To compare functional characteristics of maternal thoraco-abdominal arteries and veins in proteinuric and non-proteinuric hypertension in pregnancy. This retrospective study included women with singleton pregnancies during the third trimester, which were either uncomplicated or complicated with different clinical types of hypertension: non-proteinuric gestational hypertension (GH), early-onset pre-eclampsia (PE) diagnosed < 34 weeks or late-onset PE diagnosed ≥ 34 weeks. Demographic maternal and neonatal data were recorded, together with maternal serum and urine analytes. All women underwent standardized automated blood-pressure measurement, together with non-invasive impedance cardiography (ICG), for measurement of cardiac output (CO), aortic flow velocity index (VI) and aortic flow acceleration index (ACI). A standardized combined Doppler-electrocardiography assessment of maternal venous hemodynamics was performed to measure renal interlobar vein impedance index (RIVI), hepatic vein impedance index (HVI) and venous pulse transit time (VPTT) in liver and kidneys. Finally, resistance index (RI), pulsatility index (PI) and arterial pulse transit time (APTT) were measured in the uterine arcuate arteries. Mann-Whitney U-tests and Fisher's exact tests were used for intergroup comparisons, and linear dependence between variables was assessed using Pearson's correlation coefficient (r).

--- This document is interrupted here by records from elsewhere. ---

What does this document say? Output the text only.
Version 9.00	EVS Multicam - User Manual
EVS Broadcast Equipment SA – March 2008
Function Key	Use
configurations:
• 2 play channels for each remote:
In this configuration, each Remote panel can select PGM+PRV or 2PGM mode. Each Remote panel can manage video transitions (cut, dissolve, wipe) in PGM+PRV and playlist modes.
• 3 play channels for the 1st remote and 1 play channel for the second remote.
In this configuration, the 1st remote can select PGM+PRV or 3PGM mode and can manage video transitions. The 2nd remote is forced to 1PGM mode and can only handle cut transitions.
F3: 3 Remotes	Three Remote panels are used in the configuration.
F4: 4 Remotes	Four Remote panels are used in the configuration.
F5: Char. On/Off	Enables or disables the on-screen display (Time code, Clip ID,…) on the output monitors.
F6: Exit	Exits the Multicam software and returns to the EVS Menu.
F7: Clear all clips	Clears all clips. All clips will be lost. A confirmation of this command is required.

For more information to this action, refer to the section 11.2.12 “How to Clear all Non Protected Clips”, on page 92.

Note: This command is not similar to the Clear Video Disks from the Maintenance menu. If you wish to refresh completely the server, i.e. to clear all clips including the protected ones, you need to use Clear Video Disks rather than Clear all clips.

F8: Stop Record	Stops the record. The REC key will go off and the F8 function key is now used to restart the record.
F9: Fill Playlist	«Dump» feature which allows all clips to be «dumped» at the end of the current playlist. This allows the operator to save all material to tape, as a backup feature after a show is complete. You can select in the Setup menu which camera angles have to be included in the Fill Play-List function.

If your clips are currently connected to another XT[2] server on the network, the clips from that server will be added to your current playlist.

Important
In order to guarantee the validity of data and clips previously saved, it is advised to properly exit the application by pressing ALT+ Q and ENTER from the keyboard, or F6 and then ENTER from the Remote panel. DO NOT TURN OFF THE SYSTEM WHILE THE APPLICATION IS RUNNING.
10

A total of 150 pregnancies were evaluated: 22 with uncomplicated pregnancy, 41 GH, 31 early PE and 56 late PE. Aortic VI and ACI were lower in GH, early PE and late PE than in uncomplicated pregnancy. Both early PE and late PE differed from GH by having shorter APTT in the uterine arcuate arteries and higher RIVI. Hemodynamic abnormalities were most pronounced in early PE, during which uterine arcuate artery RI was higher and VPTT in kidneys was shorter than in late PE. There was a significant correlation between degree of proteinuria and RIVI for the left (r = 0.381) and right (r = 0.347) kidney in late PE, but this was not true for early PE. There is a gradient of worsening arterial and venous hemodynamic abnormalities from GH to late PE and then to early PE. Venous hemodynamic abnormalities are present only in PE, with a linear correlation between proteinuria and RIVI in late PE. The role of the maternal venous compartment in the pathophysiology and etiology of PE-related symptoms may be much more important than considered at present.